Dupin dio unos pasos en dirección al bar, se detuvo y volvió atrás. Le Ber ya se había levantado.
—Le Ber, mientras podamos, será mejor que no hagamos pública la desaparición de Menn.
—Bien. Si hay novedades, le paso aviso inmediatamente.
No había nadie en el bar. Todos los clientes estaban fuera, disfrutando de un sol magnífico. La hija mayor, Louann, que estaba en la barra colocando vasos, sonrió al verlo entrar.
—Mi madre no está.
Dupin volvió a asombrarse (a sobrecogerse, casi) ante el parecido de las tres mujeres.
—Un café y un bocadillo, por favor.
—¿Queso? ¿Jamón? ¿Paté? Hay paté de caballa, de cangrejo, de centollo y de vieiras.
—De vieiras.
—De acuerdo.
—Primero el café.
La chica sonrió y se puso manos a la obra. Mientras oía el maravilloso borboteo de la cafetera le sonó el móvil. Era Goulch.
—Hemos recuperado el yate, señor comisario. Ha sido más fácil de lo que creíamos. Ahora está en dique seco en Concarneau. —La voz de Goulch subió un poco de tono—. El Bénéteau tiene instalados aparatos muy caros de alta tecnología, un pequeño arsenal tecnológico: un sónar muy superior a los normales, un detector de metales para fondos marinos y una cámara láser submarina.

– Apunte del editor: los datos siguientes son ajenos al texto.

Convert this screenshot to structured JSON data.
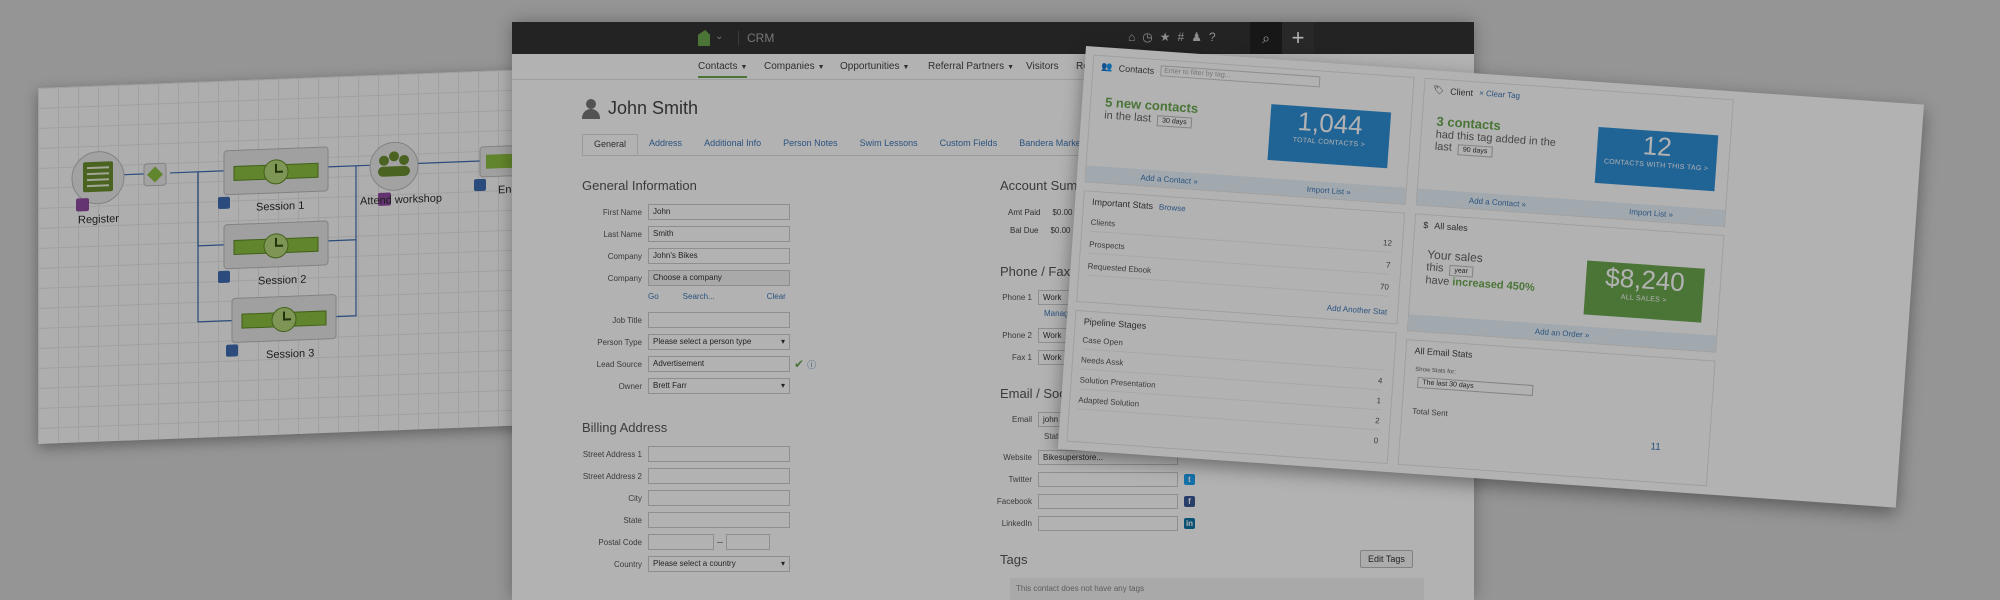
{
  "workflow": {
    "nodes": [
      {
        "label": "Register"
      },
      {
        "label": "Session 1"
      },
      {
        "label": "Session 2"
      },
      {
        "label": "Session 3"
      },
      {
        "label": "Attend workshop"
      },
      {
        "label": "En"
      }
    ]
  },
  "crm": {
    "app_name": "CRM",
    "nav": [
      "Contacts",
      "Companies",
      "Opportunities",
      "Referral Partners",
      "Visitors",
      "Re"
    ],
    "contact_name": "John Smith",
    "tabs": [
      "General",
      "Address",
      "Additional Info",
      "Person Notes",
      "Swim Lessons",
      "Custom Fields",
      "Bandera Marke"
    ],
    "general_title": "General Information",
    "fields": [
      {
        "label": "First Name",
        "value": "John"
      },
      {
        "label": "Last Name",
        "value": "Smith"
      },
      {
        "label": "Company",
        "value": "John's Bikes"
      },
      {
        "label": "Company",
        "value": "Choose a company"
      }
    ],
    "company_links": [
      "Go",
      "Search...",
      "Clear"
    ],
    "fields2": [
      {
        "label": "Job Title",
        "value": ""
      },
      {
        "label": "Person Type",
        "value": "Please select a person type"
      },
      {
        "label": "Lead Source",
        "value": "Advertisement"
      },
      {
        "label": "Owner",
        "value": "Brett Farr"
      }
    ],
    "billing_title": "Billing Address",
    "billing": [
      {
        "label": "Street Address 1",
        "value": ""
      },
      {
        "label": "Street Address 2",
        "value": ""
      },
      {
        "label": "City",
        "value": ""
      },
      {
        "label": "State",
        "value": ""
      },
      {
        "label": "Postal Code",
        "value": ""
      },
      {
        "label": "Country",
        "value": "Please select a country"
      }
    ],
    "account_title": "Account Sum",
    "account": [
      {
        "label": "Amt Paid",
        "value": "$0.00"
      },
      {
        "label": "Bal Due",
        "value": "$0.00"
      }
    ],
    "phone_title": "Phone / Fax",
    "phones": [
      {
        "label": "Phone 1",
        "value": "Work"
      },
      {
        "label": "Phone 2",
        "value": "Work"
      },
      {
        "label": "Fax 1",
        "value": "Work"
      }
    ],
    "manage_link": "Manag",
    "email_title": "Email / Soc",
    "email": {
      "label": "Email",
      "value": "john",
      "status": "Statu"
    },
    "web": [
      {
        "label": "Website",
        "value": "Bikesuperstore..."
      },
      {
        "label": "Twitter",
        "value": ""
      },
      {
        "label": "Facebook",
        "value": ""
      },
      {
        "label": "LinkedIn",
        "value": ""
      }
    ],
    "tags_title": "Tags",
    "edit_tags": "Edit Tags",
    "tags_note": "This contact does not have any tags"
  },
  "dashboard": {
    "contacts_panel": {
      "title": "Contacts",
      "filter_placeholder": "Enter to filter by tag...",
      "headline": "5 new contacts",
      "in_the_last": "in the last",
      "range": "30 days",
      "count": "1,044",
      "count_caption": "TOTAL CONTACTS >",
      "foot": [
        "Add a Contact »",
        "Import List »"
      ]
    },
    "client_panel": {
      "title": "Client",
      "tag_link": "× Clear Tag",
      "headline": "3 contacts",
      "line2": "had this tag added in the",
      "last": "last",
      "range": "90 days",
      "count": "12",
      "count_caption": "CONTACTS WITH THIS TAG >",
      "foot": [
        "Add a Contact »",
        "Import List »"
      ]
    },
    "important_stats": {
      "title": "Important Stats",
      "link": "Browse",
      "rows": [
        {
          "label": "Clients",
          "value": "12"
        },
        {
          "label": "Prospects",
          "value": "7"
        },
        {
          "label": "Requested Ebook",
          "value": "70"
        }
      ],
      "add": "Add Another Stat"
    },
    "sales": {
      "title": "All sales",
      "line1": "Your sales",
      "this": "this",
      "range": "year",
      "have": "have",
      "increased": "increased 450%",
      "amount": "$8,240",
      "caption": "ALL SALES >",
      "foot": "Add an Order »"
    },
    "pipeline": {
      "title": "Pipeline Stages",
      "rows": [
        {
          "label": "Case Open",
          "value": ""
        },
        {
          "label": "Needs Assk",
          "value": "4"
        },
        {
          "label": "Solution Presentation",
          "value": "1"
        },
        {
          "label": "Adapted Solution",
          "value": "2"
        },
        {
          "label": "",
          "value": "0"
        }
      ]
    },
    "email_stats": {
      "title": "All Email Stats",
      "sub": "Show Stats for:",
      "range": "The last 30 days",
      "total_label": "Total Sent",
      "total_value": "11"
    }
  },
  "colors": {
    "accent_green": "#6aa84f",
    "stat_blue": "#2e8fd6",
    "topbar": "#333333",
    "link_blue": "#3d77b6"
  }
}
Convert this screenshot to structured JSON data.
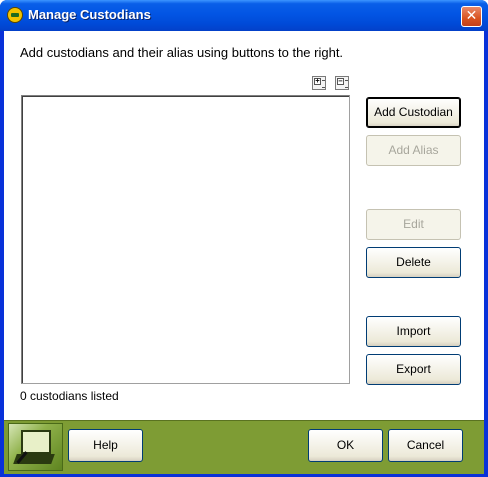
{
  "window": {
    "title": "Manage Custodians",
    "close_glyph": "✕"
  },
  "instructions": "Add custodians and their alias using buttons to the right.",
  "tree_controls": {
    "expand_glyph": "+",
    "collapse_glyph": "−"
  },
  "buttons": {
    "add_custodian": "Add Custodian",
    "add_alias": "Add Alias",
    "edit": "Edit",
    "delete": "Delete",
    "import": "Import",
    "export": "Export"
  },
  "status": "0 custodians listed",
  "footer": {
    "help": "Help",
    "ok": "OK",
    "cancel": "Cancel"
  },
  "colors": {
    "title_bar": "#0255e4",
    "footer_bg": "#7e9c34",
    "close_button": "#d9531f"
  }
}
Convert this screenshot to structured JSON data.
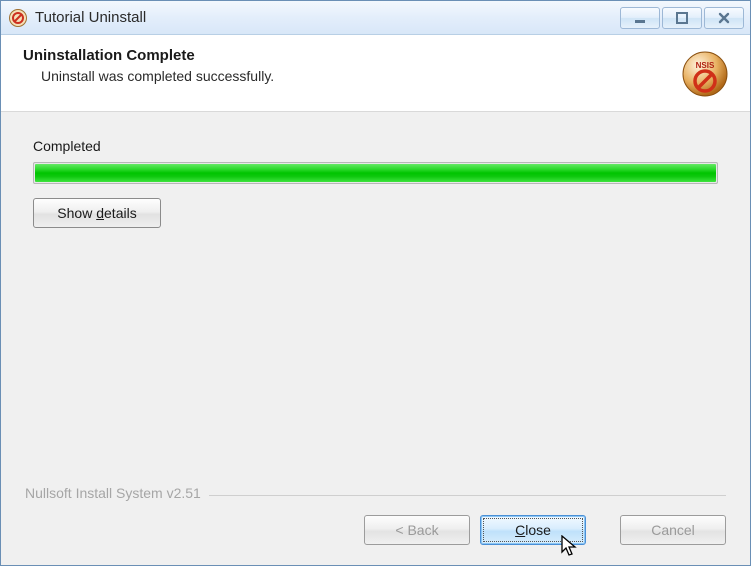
{
  "window": {
    "title": "Tutorial Uninstall"
  },
  "header": {
    "title": "Uninstallation Complete",
    "subtitle": "Uninstall was completed successfully."
  },
  "body": {
    "status": "Completed",
    "progress_percent": 100,
    "show_details_prefix": "Show ",
    "show_details_key": "d",
    "show_details_suffix": "etails"
  },
  "footer": {
    "branding": "Nullsoft Install System v2.51",
    "back_label": "< Back",
    "close_prefix": "",
    "close_key": "C",
    "close_suffix": "lose",
    "cancel_label": "Cancel"
  }
}
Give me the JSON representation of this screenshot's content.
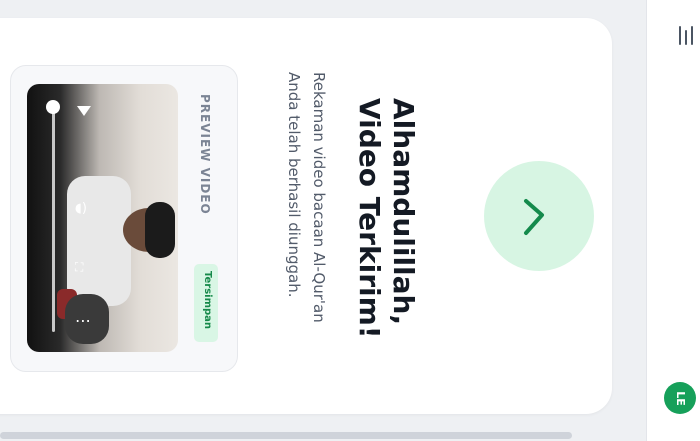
{
  "header": {
    "title_line1": "Alhamdulillah,",
    "title_line2": "Video Terkirim!",
    "subtitle_line1": "Rekaman video bacaan Al-Qur'an",
    "subtitle_line2": "Anda telah berhasil diunggah."
  },
  "preview": {
    "label": "PREVIEW VIDEO",
    "status_badge": "Tersimpan",
    "controls": {
      "play_icon": "play-icon",
      "volume_icon": "volume-icon",
      "fullscreen_icon": "fullscreen-icon",
      "more_icon": "more-options-icon"
    }
  },
  "rail": {
    "menu_icon": "menu-icon",
    "avatar_initials": "LE"
  },
  "colors": {
    "accent_green": "#16a05a",
    "check_bg": "#d7f5e3",
    "badge_bg": "#d9f6e5",
    "title_text": "#141a24"
  }
}
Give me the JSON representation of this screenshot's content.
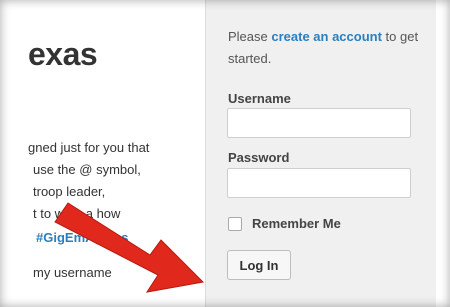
{
  "site": {
    "title_fragment": "exas",
    "body_lines": [
      "gned just for you that",
      "use the @ symbol,",
      "troop leader,",
      "t to write a      how",
      "my username"
    ],
    "hashtag": "#GigEmAggies"
  },
  "login": {
    "intro_before": "Please ",
    "intro_link": "create an account",
    "intro_after": " to get started.",
    "username_label": "Username",
    "username_value": "",
    "password_label": "Password",
    "password_value": "",
    "remember_label": "Remember Me",
    "remember_checked": false,
    "submit_label": "Log In"
  },
  "annotation": {
    "arrow_color": "#e0281c",
    "arrow_target": "login-button"
  }
}
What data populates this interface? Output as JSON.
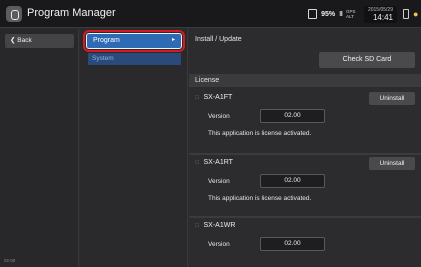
{
  "app": {
    "title": "Program Manager",
    "icon": "program-manager-icon"
  },
  "status": {
    "battery": "95%",
    "signal": "III",
    "gps": "GPS ALT",
    "date": "2015/05/29",
    "time": "14:41"
  },
  "nav": {
    "back_label": "Back",
    "footer": "02.00"
  },
  "menu": {
    "program_label": "Program",
    "program_chevron": "▸",
    "system_label": "System"
  },
  "content": {
    "title": "Install / Update",
    "check_sd_label": "Check SD Card",
    "license_header": "License",
    "version_label": "Version",
    "items": [
      {
        "name": "SX-A1FT",
        "version": "02.00",
        "status": "This application is license activated.",
        "uninstall_label": "Uninstall"
      },
      {
        "name": "SX-A1RT",
        "version": "02.00",
        "status": "This application is license activated.",
        "uninstall_label": "Uninstall"
      },
      {
        "name": "SX-A1WR",
        "version": "02.00"
      }
    ]
  },
  "colors": {
    "selected_menu": "#2f6ab5",
    "highlight_ring": "#d71a21",
    "background": "#2c2c2e"
  }
}
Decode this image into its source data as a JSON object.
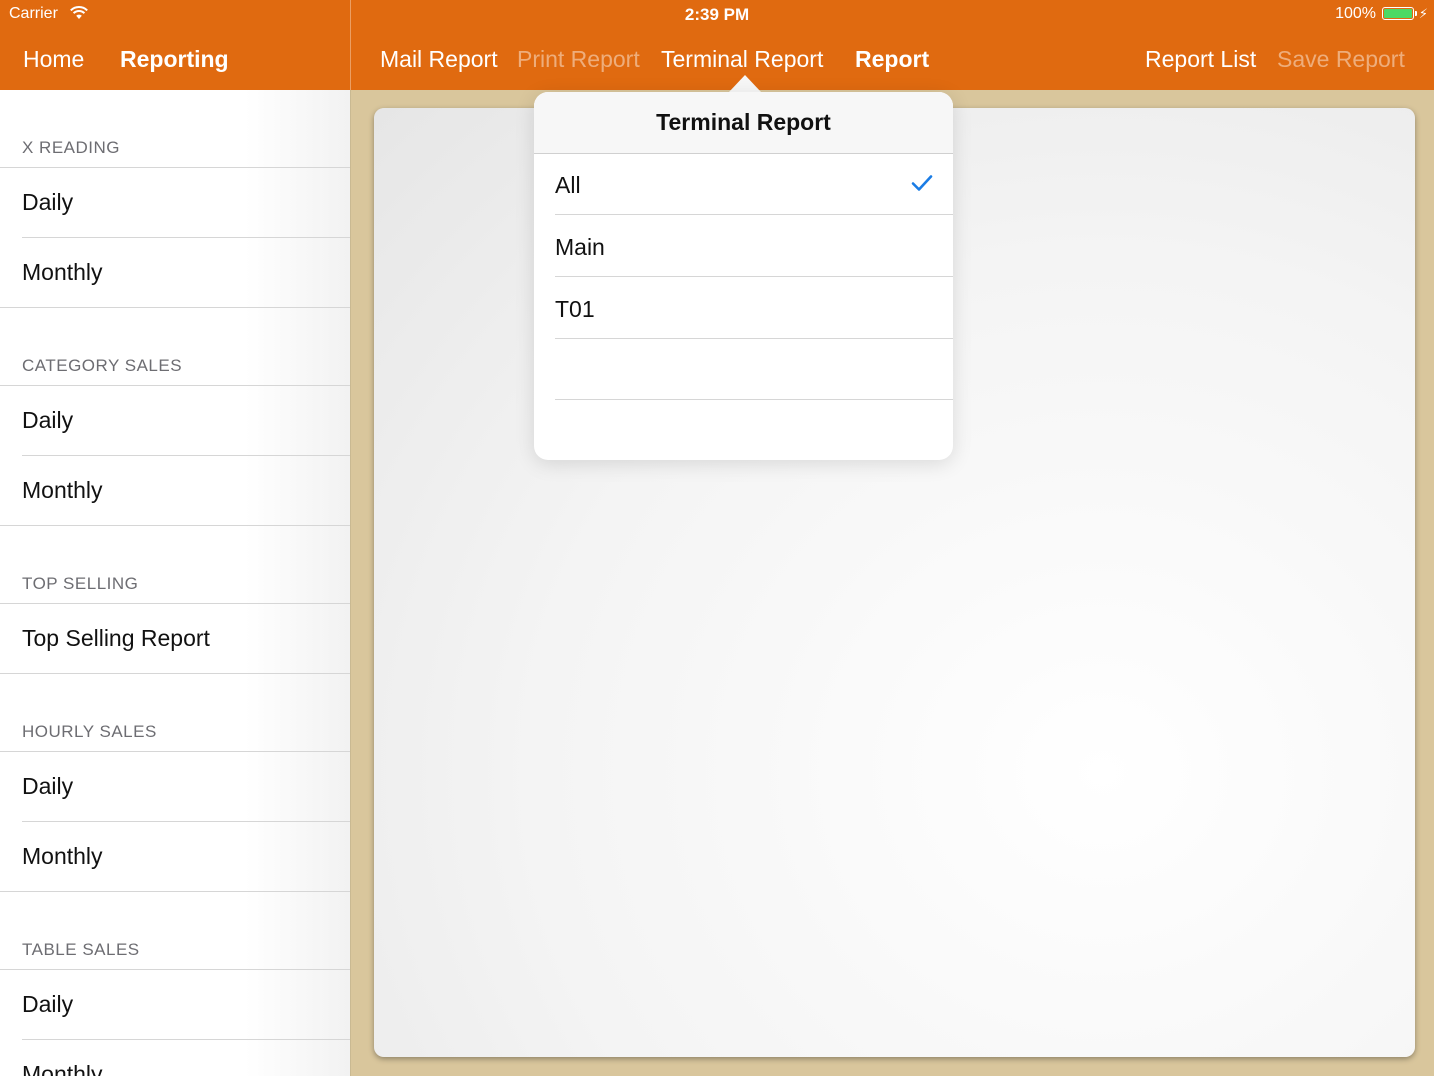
{
  "status": {
    "carrier": "Carrier",
    "time": "2:39 PM",
    "battery": "100%"
  },
  "nav": {
    "home": "Home",
    "reporting": "Reporting",
    "mail_report": "Mail Report",
    "print_report": "Print Report",
    "terminal_report": "Terminal Report",
    "report": "Report",
    "report_list": "Report List",
    "save_report": "Save Report"
  },
  "sidebar": {
    "sections": [
      {
        "header": "X READING",
        "items": [
          "Daily",
          "Monthly"
        ]
      },
      {
        "header": "CATEGORY SALES",
        "items": [
          "Daily",
          "Monthly"
        ]
      },
      {
        "header": "TOP SELLING",
        "items": [
          "Top Selling Report"
        ]
      },
      {
        "header": "HOURLY SALES",
        "items": [
          "Daily",
          "Monthly"
        ]
      },
      {
        "header": "TABLE SALES",
        "items": [
          "Daily",
          "Monthly"
        ]
      }
    ]
  },
  "popover": {
    "title": "Terminal Report",
    "options": [
      "All",
      "Main",
      "T01"
    ],
    "selected": "All"
  },
  "colors": {
    "accent": "#e06a10",
    "check": "#1a7ce5"
  }
}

—¿Qué? —dijo Dupin sobresaltándose. Estaba seguro de entender el significado de todo eso, pero la información lo pilló desprevenido—. Un momento.
Salió del bar y volvió a la mesa a la que se había sentado antes. Le Ber ya se había ido.
—¿Cree que lo habían equipado para buscar tesoros?
—No cabe duda de que se trata de equipos especiales para explorar el fondo marino… y no solo la superficie. Las ondas acústicas de ese sónar atraviesan incluso capas de arena de dos o tres metros de grosor. Son aparatos caros. Muy profesionales.
—¿Algo más?
—¿A qué se refiere?
—En el yate. ¿Alguna pista? ¿Algo que llamara la atención?
—Hasta ahora no. Evidentemente, está todo mojado, incluso la bodega.
—¿Mapas, cartas de navegación?
—Hoy en día todo funciona con cartas digitales. La navegación… —Goulch se interrumpió—. ¿Se refiere a mapas donde pudiera haber determinados puntos marcados en el mar?
—Sí.
—De momento no hemos encontrado nada. Seguramente se habrán perdido muchas cosas que el agua arrastró en el accidente o tras él.
—¿Esos yates tienen caja negra? ¿Podemos ver dónde estuvieron el fin de semana? Antes de venir a las Glénan, quiero decir.
—Solo los barcos grandes. Podemos hacer una cosa, aunque con pocas probabilidades de éxito: mandar un mensaje de radio a través de todas las frecuencias de emergencia que hay en esta zona marítima y preguntar si alguien vio el Bénéteau el fin de semana. También podemos pedir información por medio de la prensa y las emisoras de radio.
—Muy bien, Goulch.
Louann Nuz apareció en la puerta del Quatre Vents, se acercó con el bocadillo y el café, lo dejó todo en la mesa con celeridad y se marchó.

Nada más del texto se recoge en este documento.